Interessantes häufig genanntes Argument, "nein, ich habe bei meinem Sohn / bei meiner Tochter hinreichend schlechte Erfahrungen mit Mehrfachimpfstoffen gemacht.
Also, Bitte an die Industrie, kommt den impfenden Ärzte entgegen und produziert wieder Einzelimpfstoffe - man kann gezielter handeln und, ja, man weiß auch, welche Imofung die Unverträglichkeiten verursacht und welche nicht.
Ich bon der Ansicht, bei den relativ hohen Preisen der Impfstoffe ist diese Forderung auch kommerziell vertretbar.

Dr. Karlheinz Bayer

Dipl.-Med Wolfgang Meyer 22.07.201307:31 Uhr

Sparbestrebungen und Regelementierungs"wünsche"!

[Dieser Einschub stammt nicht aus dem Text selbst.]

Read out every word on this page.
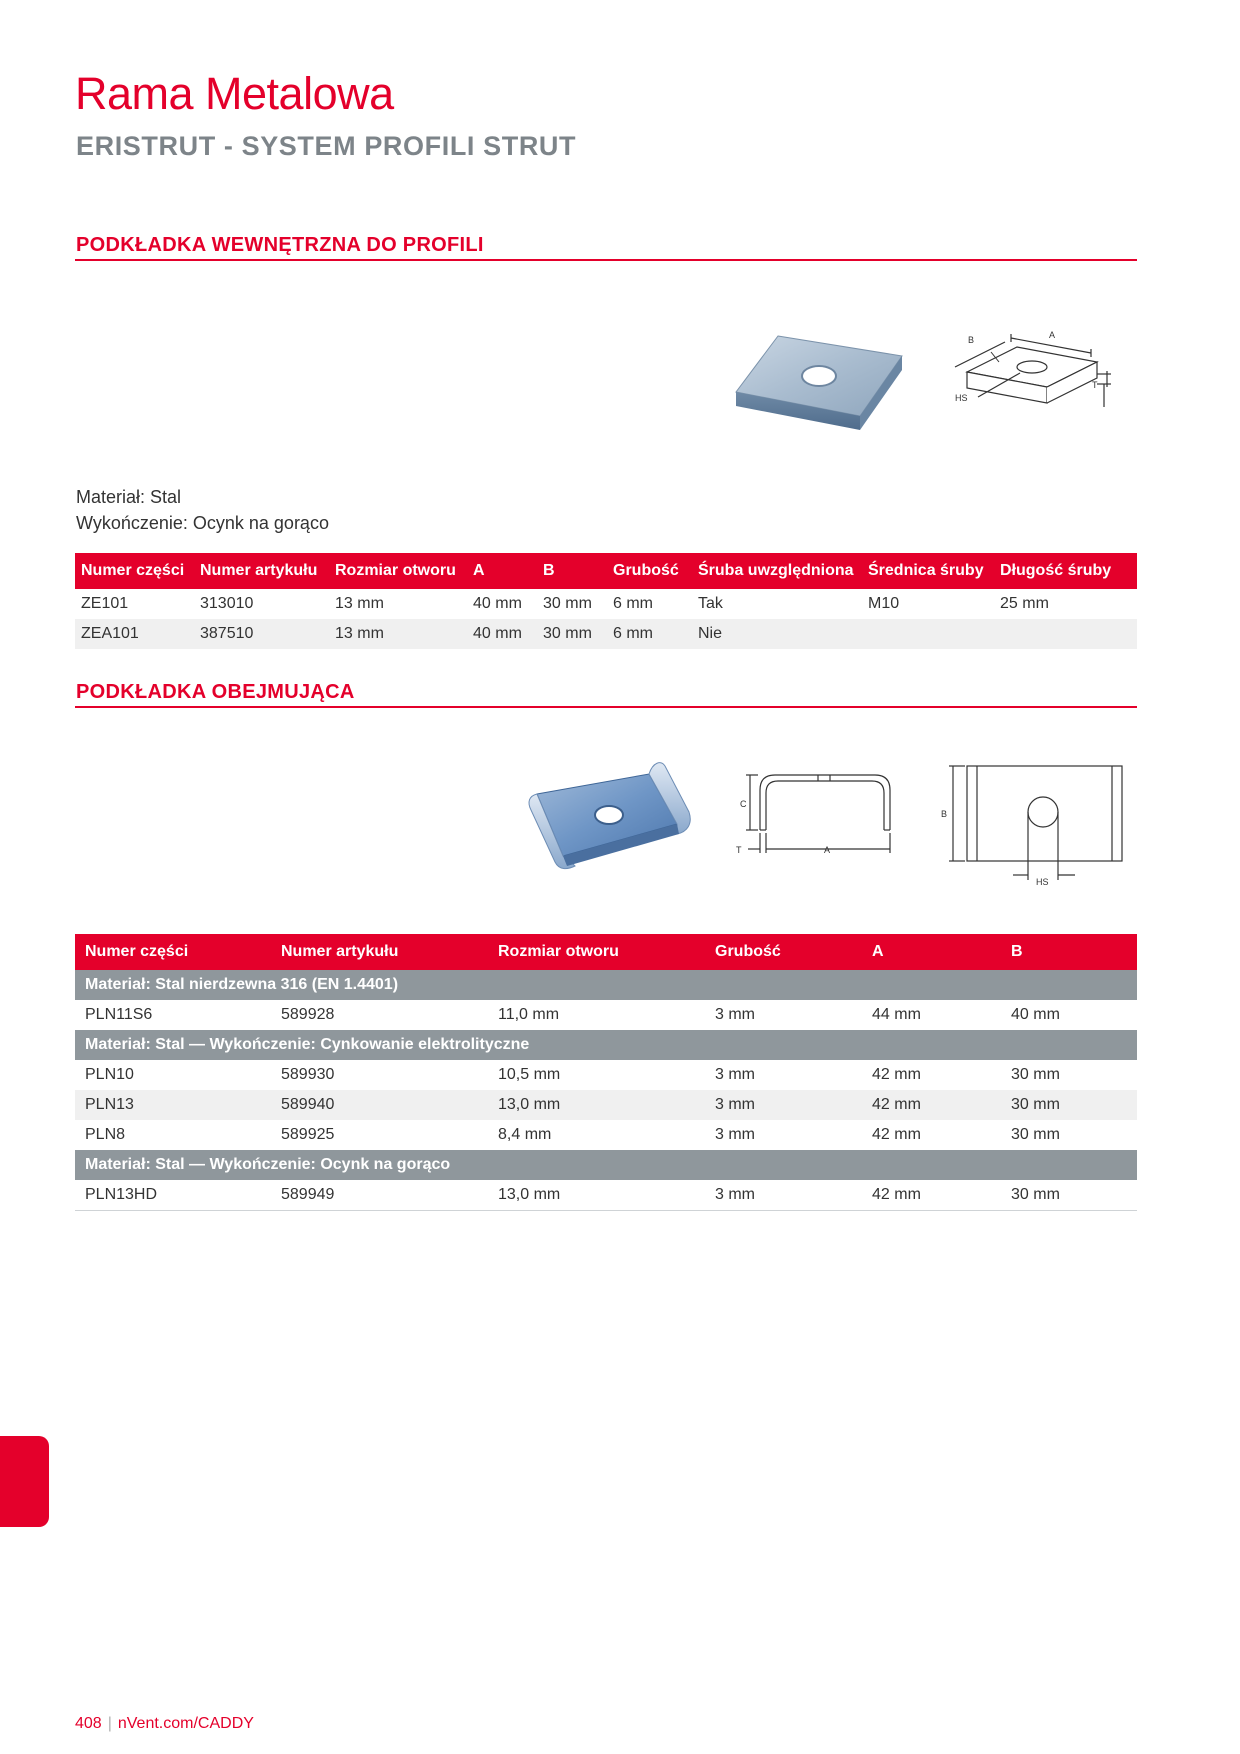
Rama Metalowa
ERISTRUT - SYSTEM PROFILI STRUT
PODKŁADKA WEWNĘTRZNA DO PROFILI
A
B
T
HS
Materiał: Stal
Wykończenie: Ocynk na gorąco
Numer części	Numer artykułu	Rozmiar otworu	A	B	Grubość	Śruba uwzględniona	Średnica śruby	Długość śruby
ZE101	313010	13 mm	40 mm	30 mm	6 mm	Tak	M10	25 mm
ZEA101	387510	13 mm	40 mm	30 mm	6 mm	Nie		
PODKŁADKA OBEJMUJĄCA
C
T	A
B
HS
Numer części	Numer artykułu	Rozmiar otworu	Grubość	A	B
Materiał: Stal nierdzewna 316 (EN 1.4401)					
PLN11S6	589928	11,0 mm	3 mm	44 mm	40 mm
Materiał: Stal — Wykończenie: Cynkowanie elektrolityczne					
PLN10	589930	10,5 mm	3 mm	42 mm	30 mm
PLN13	589940	13,0 mm	3 mm	42 mm	30 mm
PLN8	589925	8,4 mm	3 mm	42 mm	30 mm
Materiał: Stal — Wykończenie: Ocynk na gorąco					
PLN13HD	589949	13,0 mm	3 mm	42 mm	30 mm
408 | nVent.com/CADDY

An die Amtsärzte habe ich noch gar nicht gedacht, seit ich in den letzten Tagen diese Masernhysterie verfolge. Aber natürlich haben die Kollegen Recht mit ihren Hinweisen! Ich dachte mehr an zunehmend schlechte Hygiene und Ernährungsbedingungen für Kinder in einem der reichsten Industrieländer! Ich dachte an eine Impfaufklärung, die diese Bezeichnung schon lange nicht mehr verdient! Wie übrigens manch andere Aufklärung im Zusammenhang mit invasiven Eingriffen oder Medikamentennebenwirkungen ebenso. Ich dachte an die unzureichende Bereitstellung von Impfstoff gegen Grippe im vergangenen Jahr, weil Monopoliserung der Versorgung, initiiert durch die politisch Verantwortlichen das möglich machte! Von Todesfällen bei Kindern durch wesentlich unaufgeregtere Prävention will ich gar nicht reden! Worum geht es also? Ich hoffe, daß es nicht wieder einmal Profitinteressen von Impfstoffherstellern sind. Vielleicht geht es auch darum, die Bevölkerung einmal mehr mit einem Angstthema von den wirklichen Wichtigkeiten des Alltagslebens abzulenken!?